ASCOT5 is a test-particle orbit-following code for solving minority species’ distribution functions, transport, and losses in tokamaks and stellarators. For questions related to the code or physics, please join our Slack channel.
Getting started
Follow the installation instructions and compile the code.
Have some quality time by going through the introductory simulation.
Familiarize yourself on how to generate inputs that you need, execute simulations, and post-process the results. Here the examples and the physics documentation as well as the Python API are good sources of help.
At some point you might also want to publish your work or contribute to the code.
Features
ASCOT5 is a test-particle orbit-following code for computing particle orbits in 3D geometry. The output includes particle orbits, phase-space distributions, transport coefficients, and wall loads. ASCOT5 is frequently applied to study fast ions, impurities, neutrals, and runaway electrons in tokamaks and stellarators. Particle orbits are either solved fully, i.e. including the gyro-motion, or in a reduced picture where only the guiding-center trajectory is traced. The code is extensively parallelized and optimized to support simulations with more than ten million markers.
The code is implemented in C and consists of a main program and a library. Simulation input and output is stored in HDF5 format. All pre- and post-processing is done via the Python interface a5py. In addition the repository also contain several codes that supplement the orbit-following simulations.
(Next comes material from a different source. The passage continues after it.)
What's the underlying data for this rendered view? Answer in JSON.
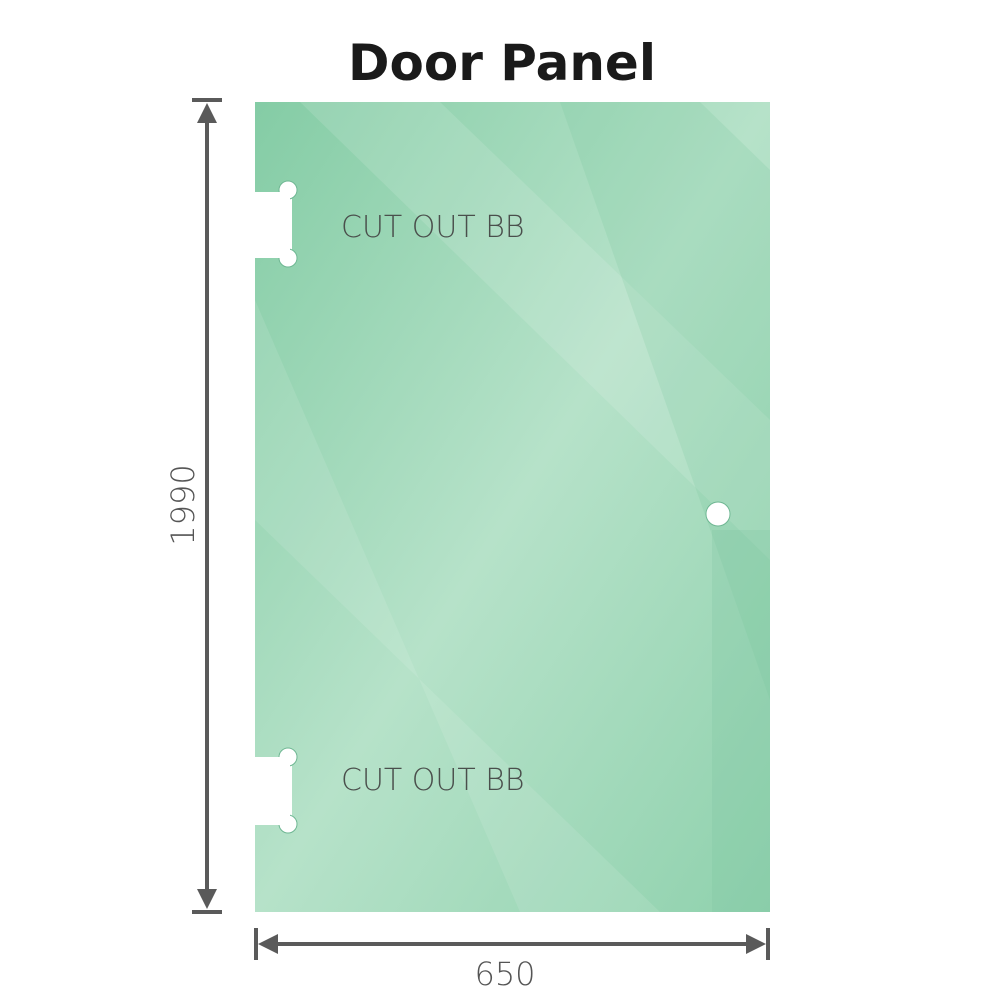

The repository is maintained by Aalto University and VTT Technical Research Centre of Finland.
ASCOT5:
Can trace full gyro-orbits, guiding centers, field-lines, and neutrals.
Supports 3D tokamak and stellarator magnetic fields.
Supports 3D wall model and evaluation of particle loads on the wall.
Simulations assume test-particle approximation (no feedback from markers to backgrounds) but otherwise any type of particles can be traced.
Mainly used to study fast ions, impurities and runaway electrons.
Physics include Coulomb collisions and atomic reactions where particle charge state changes.
Simulations may include fast ion response to MHD.
Output consists of various distributions (1D-6D), marker orbits, wall loads/FILD signals, and transport coefficients.
BBNBI
Calculates beam birth profile and shinethrough from NBI geometry.
Can provide a NBI source for ASCOT5 slowing-down simulations.
AFSI
Calculates fusion product source from thermal plasma and fast ion slowing-down distributions (as computed by ASCOT5).
For fusion neutronics, AFSI can be combined with Serpent.
BioSaw
Calculates magnetic field based on a coil geometry.
Can provide a 3D field for ASCOT5 simulations.
BMC
Backward Monte-Carlo simulation tool that can be thought as a time-reversed ASCOT5.
Effective tool for estimating FILD signals and wall loads on small but critical components.
Not yet fully complete.
FAQ and Troubleshooting
I’m receiving a fatal error when opening the input file in Python or in GUI
There might be compatibility issues if the file was made with an older version of ASCOT5 that you are currently using. These can be solved by running the script
a5update ascot.h5
which generates a copyascot_<current version>.h5
where the data has been updated to new format. Note that it might not always be possible to enforce the backwards compatibility on results so rerunning the simulation might be necessary.
How long does it take to run a simulation and how many markers I need
See this table for examples. Typically guiding-center simulations are faster than gyro-orbit because GC can use larger time-step. This is somewhat balanced by the fact that a single GC time-step is more expensive to perform. Therefore, there is roughly a factor of ten difference between required CPU time but this can vary. Using 3D magnetic field instead of 2D is the single most expensive choice in terms of CPU time. As for markers, the rule of thumb is that 10k - 100k markers are sufficient to get a good estimate on losses and distributions, but more than 1 million might be needed to estimate wall loads accurately. For wall loads the important factors are the size of the wall triangles and how the markers were sampled. Always perform some kind of convergence scan or otherwise estimate the Monte Carlo error.